My view: exceptions escaping from Dispose should only be those, as in the guideline, that as sufficiently catastrophic that no further reliable function is possible from the current process.
Solution 2:
I would argue that swallowing is the lesser of the two evils in this scenario, as it is better to raise the original Exception
- caveat: unless, perhaps the failure to cleanly dispose is itself pretty darned critical (perhaps if a TransactionScope
couldn't dispose, since that could indicate a rollback failure).
See here for more thoughts on this - including a wrapper/extension method idea:
using(var foo = GetDodgyDisposableObject().Wrap()) {
foo.BaseObject.SomeMethod();
foo.BaseObject.SomeOtherMethod(); // etc
} // now exits properly even if Dispose() throws
Of course, you could also do some oddity where you re-throw a composite exception with both the original and second (Dispose()
) exception - but think: you could have multiple using
blocks... it would quickly become unmanageable. In reality, the original exception is the interesting one.
Solution 3:
Dispose
should be designed to do its purpose, disposing the object. This task is safe and does not throw exceptions most of the time. If you see yourself throwing exceptions from Dispose
, you should probably think twice to see if you are doing too much stuff in it. Beside that, I think Dispose
should be treated like all other methods: handle if you can do something with it, let it bubble if you can't.
EDIT: For the specified example, I would write the code so that my code does not cause an exception, but clearing the TcpClient
up might cause an exception, which should be valid to propagate in my opinion (or to handle and rethrow as a more generic exception, just like any method):
public void Dispose() {
if (tcpClient != null)
tcpClient.Close();
}
However, just like any method, if you know tcpClient.Close()
might throw an exception that should be ignored (doesn't matter) or should be represented by another exception object, you might want to catch it.
Solution 4:
Releasing resources should be a "safe" operation - after all how can I recover from not being able to release a resource? so throwing an exception from Dispose just doesn't make sense.
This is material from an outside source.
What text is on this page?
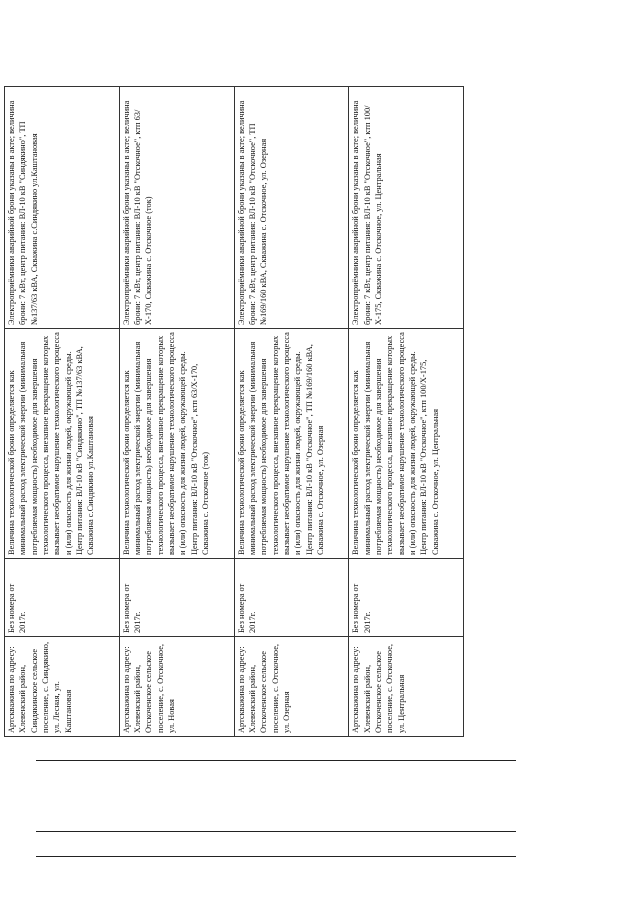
Артскважина по адресу: Хлевенский район, Синдякинское сельское поселение, с. Синдякино, ул. Лесная, ул. Каштановая	Без номера от 2017г.	Величина технологической брони определяется как минимальный расход электрической энергии (минимальная потребляемая мощность) необходимое для завершения технологического процесса, внезапное прекращение которых вызывает необратимое нарушение технологического процесса и (или) опасность для жизни людей, окружающей среды. Центр питания: ВЛ-10 кВ "Синдякино", ТП №137/63 кВА, Скважина с.Синдякино ул.Каштановая	Электроприёмники аварийной брони указаны в акте; величина брони: 7 кВт, центр питания: ВЛ-10 кВ "Синдякино", ТП №137/63 кВА, Скважина с.Синдякино ул.Каштановая
Артскважина по адресу: Хлевенский район, Отскоченское сельское поселение, с. Отскочное, ул. Новая	Без номера от 2017г.	Величина технологической брони определяется как минимальный расход электрической энергии (минимальная потребляемая мощность) необходимое для завершения технологического процесса, внезапное прекращение которых вызывает необратимое нарушение технологического процесса и (или) опасность для жизни людей, окружающей среды. Центр питания: ВЛ-10 кВ "Отскочное", ктп 63/Х-170, Скважина с. Отскочное (ток)	Электроприёмники аварийной брони указаны в акте; величина брони: 7 кВт, центр питания: ВЛ-10 кВ "Отскочное", ктп 63/Х-170, Скважина с. Отскочное (ток)
Артскважина по адресу: Хлевенский район, Отскоченское сельское поселение, с. Отскочное, ул. Озерная	Без номера от 2017г.	Величина технологической брони определяется как минимальный расход электрической энергии (минимальная потребляемая мощность) необходимое для завершения технологического процесса, внезапное прекращение которых вызывает необратимое нарушение технологического процесса и (или) опасность для жизни людей, окружающей среды. Центр питания: ВЛ-10 кВ "Отскочное", ТП №169/160 кВА, Скважина с. Отскочное, ул. Озерная	Электроприёмники аварийной брони указаны в акте; величина брони: 7 кВт, центр питания: ВЛ-10 кВ "Отскочное", ТП №169/160 кВА, Скважина с. Отскочное, ул. Озерная
Артскважина по адресу: Хлевенский район, Отскоченское сельское поселение, с. Отскочное, ул. Центральная	Без номера от 2017г.	Величина технологической брони определяется как минимальный расход электрической энергии (минимальная потребляемая мощность) необходимое для завершения технологического процесса, внезапное прекращение которых вызывает необратимое нарушение технологического процесса и (или) опасность для жизни людей, окружающей среды. Центр питания: ВЛ-10 кВ "Отскочное", ктп 100/Х-175, Скважина с. Отскочное, ул. Центральная	Электроприёмники аварийной брони указаны в акте; величина брони: 7 кВт, центр питания: ВЛ-10 кВ "Отскочное", ктп 100/Х-175, Скважина с. Отскочное, ул. Центральная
However, if I discover inside Dispose that program state is corrupted it's better to throw the exception then to swallow it, its better to crush now then to continue running and produce incorrect results.
Solution 5:
It's too bad Microsoft didn't provide an Exception parameter to Dispose, with the intention that it be wrapped as an InnerException in case disposal itself throws an exception. To be sure, effective use of such a parameter would require use of an exception-filter block, which C# doesn't support, but perhaps the existence of such a parameter could have motivated the C# designers into providing such a feature? One nice variation I'd like to see would be the addition of an Exception "parameter" to a Finally block, e.g.
finally Exception ex: // In C# Finally Ex as Exception ' In VB
which would behave like a normal Finally block except that 'ex' would be null/Nothing if the 'Try' ran to completion, or would hold the thrown exception if it did not. Too bad there's no way to make existing code use such a feature.